Inventories Start to Rise

Rising inventories will result in lower prices.  The clearest example currently is crude oil.  The inventories of the commodities used to price milk protein, butterfat, and other solids are increasing.  The most important of these is cheese.  Below are graphs of the recently released data on cheese inventories.  Inventories of both natural cheese and American cheese are up significantly.


In the prior post, data on cheese exports and imports was reviewed.  Exports were down and imports were up.  While cheese exports to Mexico remain very healthy, exports to the next two largest importers, Japan and South Korea, are off significantly.  The focus in prior posts has been primarily on the decrease in exports, but the increase in cheese imports has also been impactful.

Through July 2015, YTD cheese imports are up 30%, or 12,237 metric tons.  The single biggest import increase was cheddar cheese from New Zealand, which for the first seven months of  2015 was up from 372 tons to 3,925 tons.  This was an increase of 3453 metric tons.  Similarly, New Zealand's "other cheeses" import category increased by 3181 tons.  That makes the total imports of cheese from New Zealand in excess of 6634 metric tons.  Clearly, the "majority" of the increased cheese imports are coming from New Zealand.

Converting from Metric tons to pounds, the year to year import growth amounts to 27 million pounds of cheese.  During this time, natural cheese inventories have increased 144 million pounds.  The increase in cheese imports are responsible for 19% of the total inventory increase.  Why are these imports up?  Simply because they can be imported less expensively than if they were sourced domestically.

The decrease in 2015 cheese exports amounts to 61 million pounds (July estimated) or 42% of the increase in inventories.  The combined impact of lower exports and higher imports are responsible for 61% of the increase in cheese inventories during 2015.  The higher cheese inventories, which will result in lower cheese prices and lower Class III milk prices, are coming from international events.  It would appear that unless cheese production is quickly lowered, lower prices are inevitable.

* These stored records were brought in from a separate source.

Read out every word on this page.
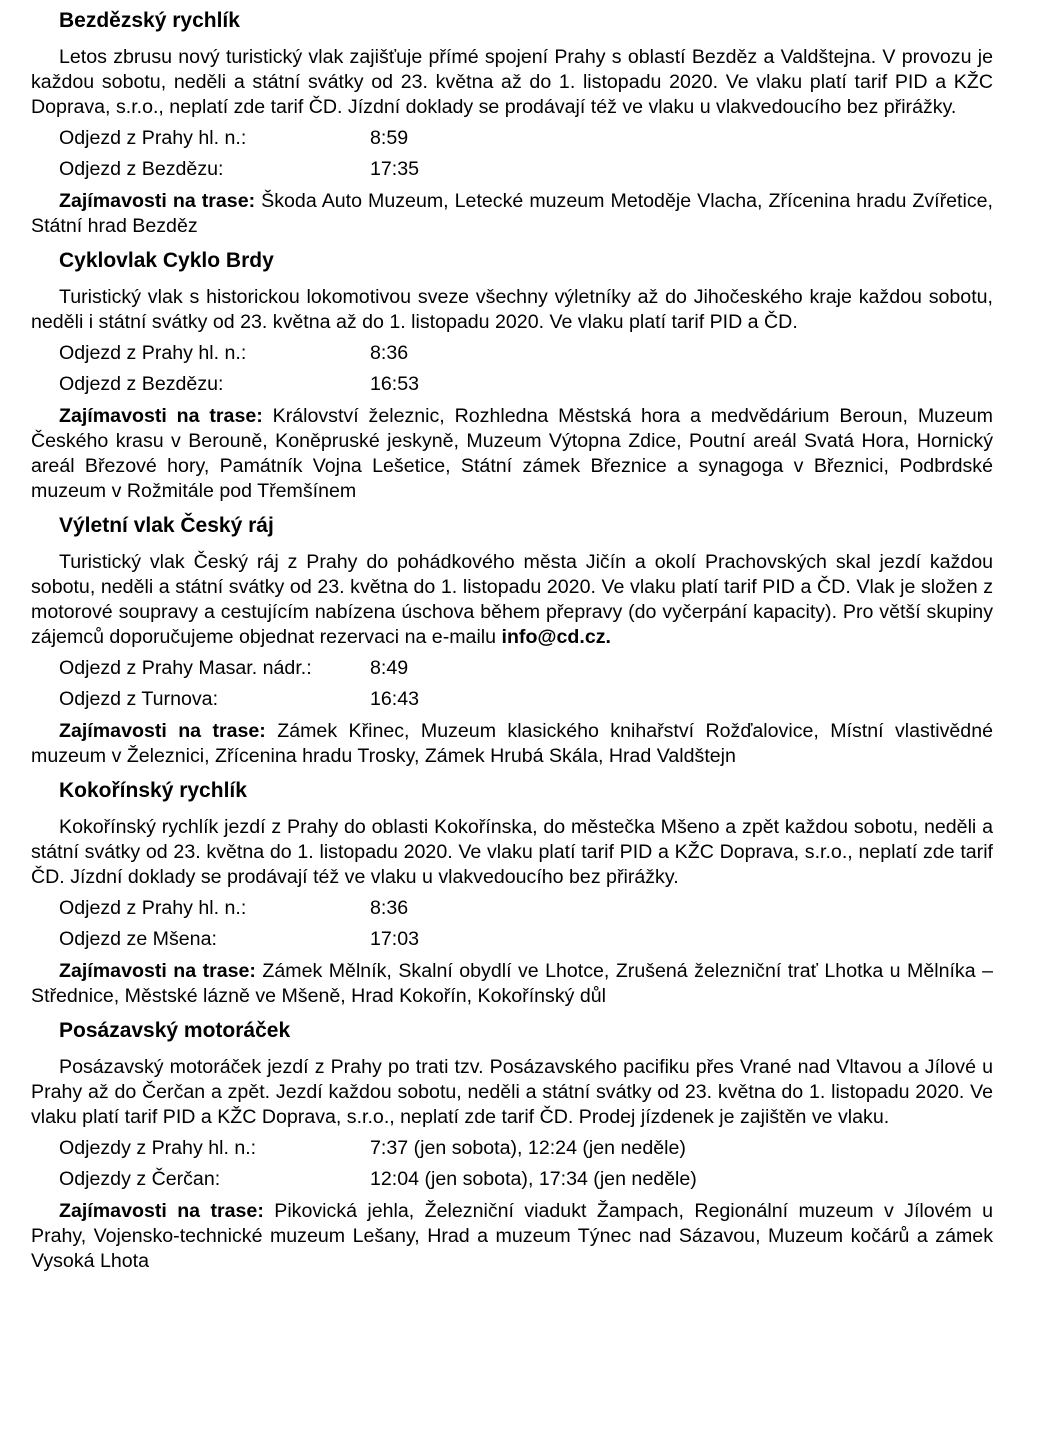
Bezdězský rychlík

Letos zbrusu nový turistický vlak zajišťuje přímé spojení Prahy s oblastí Bezděz a Valdštejna. V provozu je každou sobotu, neděli a státní svátky od 23. května až do 1. listopadu 2020. Ve vlaku platí tarif PID a KŽC Doprava, s.r.o., neplatí zde tarif ČD. Jízdní doklady se prodávají též ve vlaku u vlakvedoucího bez přirážky.

Odjezd z Prahy hl. n.:	8:59
Odjezd z Bezdězu:	17:35

Zajímavosti na trase: Škoda Auto Muzeum, Letecké muzeum Metoděje Vlacha, Zřícenina hradu Zvířetice, Státní hrad Bezděz

Cyklovlak Cyklo Brdy

Turistický vlak s historickou lokomotivou sveze všechny výletníky až do Jihočeského kraje každou sobotu, neděli i státní svátky od 23. května až do 1. listopadu 2020. Ve vlaku platí tarif PID a ČD.

Odjezd z Prahy hl. n.:	8:36
Odjezd z Bezdězu:	16:53

Zajímavosti na trase: Království železnic, Rozhledna Městská hora a medvědárium Beroun, Muzeum Českého krasu v Berouně, Koněpruské jeskyně, Muzeum Výtopna Zdice, Poutní areál Svatá Hora, Hornický areál Březové hory, Památník Vojna Lešetice, Státní zámek Březnice a synagoga v Březnici, Podbrdské muzeum v Rožmitále pod Třemšínem

Výletní vlak Český ráj

Turistický vlak Český ráj z Prahy do pohádkového města Jičín a okolí Prachovských skal jezdí každou sobotu, neděli a státní svátky od 23. května do 1. listopadu 2020. Ve vlaku platí tarif PID a ČD. Vlak je složen z motorové soupravy a cestujícím nabízena úschova během přepravy (do vyčerpání kapacity). Pro větší skupiny zájemců doporučujeme objednat rezervaci na e-mailu info@cd.cz.

Odjezd z Prahy Masar. nádr.:	8:49
Odjezd z Turnova:	16:43

Zajímavosti na trase: Zámek Křinec, Muzeum klasického knihařství Rožďalovice, Místní vlastivědné muzeum v Železnici, Zřícenina hradu Trosky, Zámek Hrubá Skála, Hrad Valdštejn

Kokořínský rychlík

Kokořínský rychlík jezdí z Prahy do oblasti Kokořínska, do městečka Mšeno a zpět každou sobotu, neděli a státní svátky od 23. května do 1. listopadu 2020. Ve vlaku platí tarif PID a KŽC Doprava, s.r.o., neplatí zde tarif ČD. Jízdní doklady se prodávají též ve vlaku u vlakvedoucího bez přirážky.

Odjezd z Prahy hl. n.:	8:36
Odjezd ze Mšena:	17:03

Zajímavosti na trase: Zámek Mělník, Skalní obydlí ve Lhotce, Zrušená železniční trať Lhotka u Mělníka – Střednice, Městské lázně ve Mšeně, Hrad Kokořín, Kokořínský důl

Posázavský motoráček

Posázavský motoráček jezdí z Prahy po trati tzv. Posázavského pacifiku přes Vrané nad Vltavou a Jílové u Prahy až do Čerčan a zpět. Jezdí každou sobotu, neděli a státní svátky od 23. května do 1. listopadu 2020. Ve vlaku platí tarif PID a KŽC Doprava, s.r.o., neplatí zde tarif ČD. Prodej jízdenek je zajištěn ve vlaku.

Odjezdy z Prahy hl. n.:	7:37 (jen sobota), 12:24 (jen neděle)
Odjezdy z Čerčan:	12:04 (jen sobota), 17:34 (jen neděle)

Zajímavosti na trase: Pikovická jehla, Železniční viadukt Žampach, Regionální muzeum v Jílovém u Prahy, Vojensko-technické muzeum Lešany, Hrad a muzeum Týnec nad Sázavou, Muzeum kočárů a zámek Vysoká Lhota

Butter inventories are also showing growth, but not to the extent of cheese.  Very little butter is being exported, but imports are increasing to recored levels.  As mentioned in the prior post, the U.S. is now a net butter importer.

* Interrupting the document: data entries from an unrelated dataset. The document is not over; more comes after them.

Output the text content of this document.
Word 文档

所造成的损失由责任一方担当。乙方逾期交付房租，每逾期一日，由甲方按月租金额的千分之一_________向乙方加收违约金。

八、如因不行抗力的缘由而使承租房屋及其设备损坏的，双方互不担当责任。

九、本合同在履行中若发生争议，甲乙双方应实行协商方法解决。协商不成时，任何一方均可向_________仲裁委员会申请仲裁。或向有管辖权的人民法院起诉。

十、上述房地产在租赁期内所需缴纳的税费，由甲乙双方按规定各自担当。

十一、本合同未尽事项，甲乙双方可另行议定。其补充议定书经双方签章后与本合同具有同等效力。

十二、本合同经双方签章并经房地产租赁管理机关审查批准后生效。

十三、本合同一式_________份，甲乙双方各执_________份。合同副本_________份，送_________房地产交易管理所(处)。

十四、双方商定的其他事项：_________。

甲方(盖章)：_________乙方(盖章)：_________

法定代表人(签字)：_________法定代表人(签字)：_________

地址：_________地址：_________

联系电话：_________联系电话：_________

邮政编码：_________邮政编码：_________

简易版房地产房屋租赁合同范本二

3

For the first seven months of 2015, imports of butter from New Zealand have increased by 962 metric tons from 202 metric tons to 1164 metric tons.  Butter imports from France increased by 495 metric tons.  These increases are not as dramatic as the increase in cheese inventory and butter prices have a minimal impact on the Class III price, but the upward creep in inventories will continue to be watched.

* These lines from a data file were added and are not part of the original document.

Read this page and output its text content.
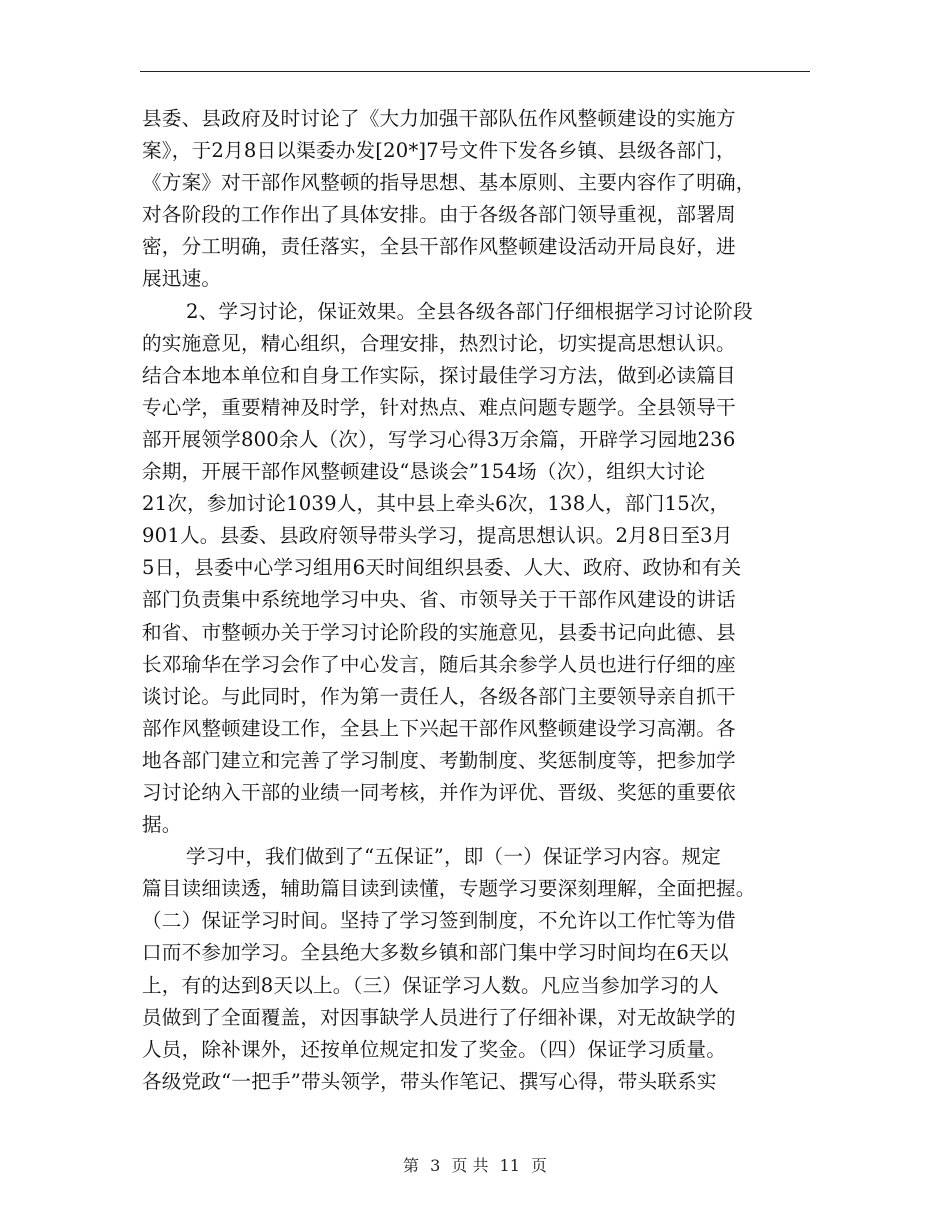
县委、县政府及时讨论了《大力加强干部队伍作风整顿建设的实施方
案》，于2月8日以渠委办发[20*]7号文件下发各乡镇、县级各部门，
《方案》对干部作风整顿的指导思想、基本原则、主要内容作了明确，
对各阶段的工作作出了具体安排。由于各级各部门领导重视，部署周
密，分工明确，责任落实，全县干部作风整顿建设活动开局良好，进
展迅速。
2、学习讨论，保证效果。全县各级各部门仔细根据学习讨论阶段
的实施意见，精心组织，合理安排，热烈讨论，切实提高思想认识。
结合本地本单位和自身工作实际，探讨最佳学习方法，做到必读篇目
专心学，重要精神及时学，针对热点、难点问题专题学。全县领导干
部开展领学800余人（次），写学习心得3万余篇，开辟学习园地236
余期，开展干部作风整顿建设“恳谈会”154场（次），组织大讨论
21次，参加讨论1039人，其中县上牵头6次，138人，部门15次，
901人。县委、县政府领导带头学习，提高思想认识。2月8日至3月
5日，县委中心学习组用6天时间组织县委、人大、政府、政协和有关
部门负责集中系统地学习中央、省、市领导关于干部作风建设的讲话
和省、市整顿办关于学习讨论阶段的实施意见，县委书记向此德、县
长邓瑜华在学习会作了中心发言，随后其余参学人员也进行仔细的座
谈讨论。与此同时，作为第一责任人，各级各部门主要领导亲自抓干
部作风整顿建设工作，全县上下兴起干部作风整顿建设学习高潮。各
地各部门建立和完善了学习制度、考勤制度、奖惩制度等，把参加学
习讨论纳入干部的业绩一同考核，并作为评优、晋级、奖惩的重要依
据。
学习中，我们做到了“五保证”，即（一）保证学习内容。规定
篇目读细读透，辅助篇目读到读懂，专题学习要深刻理解，全面把握。
（二）保证学习时间。坚持了学习签到制度，不允许以工作忙等为借
口而不参加学习。全县绝大多数乡镇和部门集中学习时间均在6天以
上，有的达到8天以上。（三）保证学习人数。凡应当参加学习的人
员做到了全面覆盖，对因事缺学人员进行了仔细补课，对无故缺学的
人员，除补课外，还按单位规定扣发了奖金。（四）保证学习质量。
各级党政“一把手”带头领学，带头作笔记、撰写心得，带头联系实
第 3 页 共 11 页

Dairy is an international business.  There are always some who would like to close the door to exports and imports, but this is usually not a practical solution.  Most all commodities are becoming internationalized and the dairy industry must learn to work within this evolving trend of international competition.  Volatility will increase because more variables can impact milk prices.  Being a low cost producer is paramount to survival.